File indienne – quand la traduction réveille les expressions idiomatiques.
Der Weg zwischen den Fjorden ist abschüssig. Maultiere
gehen langsam in einer Reihe den Berg hoch und
vor der Passhöhe gehen sie nicht mehr auf dem Boden,
sondern in der Luft.
(AH, p. 12)
Le chemin entre les fjords est abrupt.
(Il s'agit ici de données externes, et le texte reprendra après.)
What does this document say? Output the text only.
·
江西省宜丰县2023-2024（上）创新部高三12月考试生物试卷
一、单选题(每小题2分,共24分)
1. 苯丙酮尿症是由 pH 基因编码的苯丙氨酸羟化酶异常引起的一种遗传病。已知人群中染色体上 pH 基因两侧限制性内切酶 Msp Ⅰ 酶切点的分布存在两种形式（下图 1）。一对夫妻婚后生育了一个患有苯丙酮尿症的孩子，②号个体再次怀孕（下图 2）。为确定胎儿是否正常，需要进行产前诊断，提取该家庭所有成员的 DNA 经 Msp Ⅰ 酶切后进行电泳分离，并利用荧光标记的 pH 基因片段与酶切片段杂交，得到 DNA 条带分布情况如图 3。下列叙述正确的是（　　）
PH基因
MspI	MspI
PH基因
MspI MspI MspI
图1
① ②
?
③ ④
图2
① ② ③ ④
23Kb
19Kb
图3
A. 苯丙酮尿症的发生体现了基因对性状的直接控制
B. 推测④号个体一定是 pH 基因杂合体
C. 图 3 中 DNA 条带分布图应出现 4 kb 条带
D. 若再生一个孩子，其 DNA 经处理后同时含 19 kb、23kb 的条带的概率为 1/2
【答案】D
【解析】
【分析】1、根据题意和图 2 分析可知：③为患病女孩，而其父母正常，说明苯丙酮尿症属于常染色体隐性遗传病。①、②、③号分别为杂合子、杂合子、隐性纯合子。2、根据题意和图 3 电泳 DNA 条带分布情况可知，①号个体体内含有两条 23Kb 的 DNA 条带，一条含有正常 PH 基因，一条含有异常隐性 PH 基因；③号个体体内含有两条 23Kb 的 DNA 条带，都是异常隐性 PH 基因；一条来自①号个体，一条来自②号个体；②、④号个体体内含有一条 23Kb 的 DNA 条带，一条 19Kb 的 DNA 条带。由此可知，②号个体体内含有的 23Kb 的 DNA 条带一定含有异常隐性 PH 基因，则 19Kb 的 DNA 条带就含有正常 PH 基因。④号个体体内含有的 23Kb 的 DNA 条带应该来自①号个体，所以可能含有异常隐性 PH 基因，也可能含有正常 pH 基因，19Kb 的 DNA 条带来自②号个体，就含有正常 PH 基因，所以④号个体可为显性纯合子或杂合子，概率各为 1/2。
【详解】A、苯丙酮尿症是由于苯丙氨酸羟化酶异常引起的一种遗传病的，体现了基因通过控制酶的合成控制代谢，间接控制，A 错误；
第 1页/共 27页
Les mulets
grimpent lentement en file indienne et, au moment d’atteindre le col, ce n’est plus le sol qu’ils foulent, mais l’air.
(AH, CL, p. 14)
L’expression « en file indienne » est plutôt anodine pour traduire « in einer Reihe ». Pourtant, comme Annette Hug me l’a fait remarquer en découvrant cette traduction dans un extrait finalisé très tôt, elle prend dans ce contexte d’échanges et de mélanges culturels une telle dimension qu’on se demande tout d’abord si elle peut être conservée.
Sur ces îles aux multiples influences, les jonques qui viennent de Chine, les galions d’Espagne – et les mots originaires de l’Inde, la file indienne tombe à pic et ouvre sur de nouvelles résonnances.
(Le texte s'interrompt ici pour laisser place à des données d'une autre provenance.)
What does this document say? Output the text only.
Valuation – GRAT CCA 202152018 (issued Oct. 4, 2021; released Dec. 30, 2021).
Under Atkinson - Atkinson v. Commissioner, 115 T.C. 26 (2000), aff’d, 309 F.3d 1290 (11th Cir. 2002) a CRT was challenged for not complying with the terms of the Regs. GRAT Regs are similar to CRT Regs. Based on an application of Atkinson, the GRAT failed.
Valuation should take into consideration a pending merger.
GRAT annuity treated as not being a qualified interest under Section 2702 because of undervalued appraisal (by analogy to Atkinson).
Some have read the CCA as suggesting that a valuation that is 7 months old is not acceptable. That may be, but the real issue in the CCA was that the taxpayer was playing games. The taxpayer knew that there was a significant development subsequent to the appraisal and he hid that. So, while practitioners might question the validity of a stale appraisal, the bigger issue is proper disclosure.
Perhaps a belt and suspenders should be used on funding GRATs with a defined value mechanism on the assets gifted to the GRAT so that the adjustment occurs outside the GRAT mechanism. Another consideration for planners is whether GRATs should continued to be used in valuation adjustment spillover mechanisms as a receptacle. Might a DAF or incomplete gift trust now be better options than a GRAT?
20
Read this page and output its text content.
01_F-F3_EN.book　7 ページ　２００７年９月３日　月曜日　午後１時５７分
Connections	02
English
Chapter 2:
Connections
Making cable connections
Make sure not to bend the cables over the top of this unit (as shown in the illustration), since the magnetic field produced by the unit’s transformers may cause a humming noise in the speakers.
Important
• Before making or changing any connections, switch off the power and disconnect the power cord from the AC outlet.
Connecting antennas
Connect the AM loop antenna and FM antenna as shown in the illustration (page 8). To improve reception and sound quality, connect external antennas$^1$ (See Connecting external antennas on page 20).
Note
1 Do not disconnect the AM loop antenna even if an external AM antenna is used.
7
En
...la question presse de savoir
quel chemin ont emprunté les chants : quels personnages
sont venus de l’Inde par Java et Sulu et jusque dans les hauteurs de la cordillère de l’île de Luçon, lesquels étaient là
déjà bien plus tôt, arrivés aux temps primitifs sur les flottes
des explorateurs malais – qu’y avait-il au commencement
en bordure du Pacifique et qui sont réellement les croisés
qui errent aujourd’hui dans ce paysage volcanique ? Si
les Indiens ont propagé leurs mots vers l’Orient et l’Occident, leurs héros n’auraient-ils pas eux aussi traversé le monde dans les deux directions ?
(AH, CL, p. 157)
Cette correspondance oblige soudain à s’arrêter sur cette expression quotidienne (une métaphore morte, une catachrèse) – et à se demander ce qu’elle signifie. C’est la dimension poétique de la traduction et son pouvoir vivificateur –
Et, bien que l’expression française (d’après mes recherches) renvoie plutôt aux Amérindiens, au sein de ce roman, par contagion lexicale, la voilà chargée d’une nouvelle aura de signification.
Ç'eut été tout autre chose que de renvoyer au loup.